Screening pea for resistance against a root rot complex on naturally infested field soil

Summary

Root and foot diseases severely impede pea (Pisum sativum) cultivation worldwide, and therefore a valuable protein source and important crop in low-input farming systems. Breeding lines with resistance against individual pathogens exist, but these resistances are often overcome by the interaction of multiple pathogens in the field. Moreover, resistance depends on the interactions between the plant associated microbial community and the host, and there is increasing evidence for the existence of genetic variation in the regulation of plant–microbe interactions that can be exploited by plant breeders. In order to acknowledge the entire native soil microbiome as a key element of plant resistance we designed a resistance screening experiment on naturally infested field soil. In a first step, DNA from diseased roots and rhizosphere soil from infected plants was isolated. Sequencing of the fungal ITS region in the roots and rhizosphere showed the presence of several know pea pathogens along putative antagonists. Subsequently, 261 pea lines were grown under controlled conditions and evaluated after three weeks. Along significant genotypic differences, moderate to high heritabilities could be revealed for root rot resistance and growth performance traits.
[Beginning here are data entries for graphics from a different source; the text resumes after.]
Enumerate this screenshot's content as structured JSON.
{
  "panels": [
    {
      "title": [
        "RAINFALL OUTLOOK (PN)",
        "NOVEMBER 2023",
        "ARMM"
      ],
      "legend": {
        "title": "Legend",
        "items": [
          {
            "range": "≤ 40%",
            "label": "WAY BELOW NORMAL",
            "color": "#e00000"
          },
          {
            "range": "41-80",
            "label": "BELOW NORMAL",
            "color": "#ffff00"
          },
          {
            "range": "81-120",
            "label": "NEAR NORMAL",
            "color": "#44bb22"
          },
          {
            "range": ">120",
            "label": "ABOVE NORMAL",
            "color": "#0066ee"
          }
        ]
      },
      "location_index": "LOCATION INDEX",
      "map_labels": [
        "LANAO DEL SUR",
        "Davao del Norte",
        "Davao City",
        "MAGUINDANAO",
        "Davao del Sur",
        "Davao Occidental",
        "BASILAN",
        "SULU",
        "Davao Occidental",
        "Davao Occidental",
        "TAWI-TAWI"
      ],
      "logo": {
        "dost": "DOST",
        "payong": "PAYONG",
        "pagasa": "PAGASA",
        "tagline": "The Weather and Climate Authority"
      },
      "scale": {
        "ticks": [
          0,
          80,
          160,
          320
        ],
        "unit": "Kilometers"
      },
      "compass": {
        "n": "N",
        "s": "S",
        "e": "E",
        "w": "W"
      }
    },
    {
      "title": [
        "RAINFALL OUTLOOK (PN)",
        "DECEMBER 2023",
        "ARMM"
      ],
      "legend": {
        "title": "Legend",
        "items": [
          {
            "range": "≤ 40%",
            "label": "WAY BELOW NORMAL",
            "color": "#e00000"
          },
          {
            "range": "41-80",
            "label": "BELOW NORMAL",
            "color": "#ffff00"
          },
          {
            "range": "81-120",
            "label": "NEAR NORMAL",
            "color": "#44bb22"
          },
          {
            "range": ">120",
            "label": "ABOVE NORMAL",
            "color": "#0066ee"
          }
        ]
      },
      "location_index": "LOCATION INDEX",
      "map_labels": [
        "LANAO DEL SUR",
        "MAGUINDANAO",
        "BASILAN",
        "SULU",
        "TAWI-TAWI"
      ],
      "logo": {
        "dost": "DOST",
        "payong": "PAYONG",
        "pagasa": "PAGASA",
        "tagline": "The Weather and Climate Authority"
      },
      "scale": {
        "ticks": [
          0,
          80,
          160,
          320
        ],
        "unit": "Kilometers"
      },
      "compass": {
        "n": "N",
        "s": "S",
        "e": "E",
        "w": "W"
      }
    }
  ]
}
Relating different resistance traits allowed to distinguish between highly susceptible, tolerant and resistant lines and between resistance at different time points in plant development (i.e. emergence and young plant stage). The evaluation of a subset of pea lines on two field sites with moderate and high root-rot potential, respectively, confirmed the resistance ranking obtained under controlled conditions. Furthermore, we used quantitative real-time PCR targeting selected fungal pathogen species to show that the pathogen DNA detected in the roots differs among resistant and susceptible pea genotypes, respectively. Our results indicate the replicability and usefulness of naturally infested field soil based screening systems. Such systems will allow to pursue research on plant-microbiome interactions and on the role specific pathogen species or potential beneficial microbes play in plant disease resistance.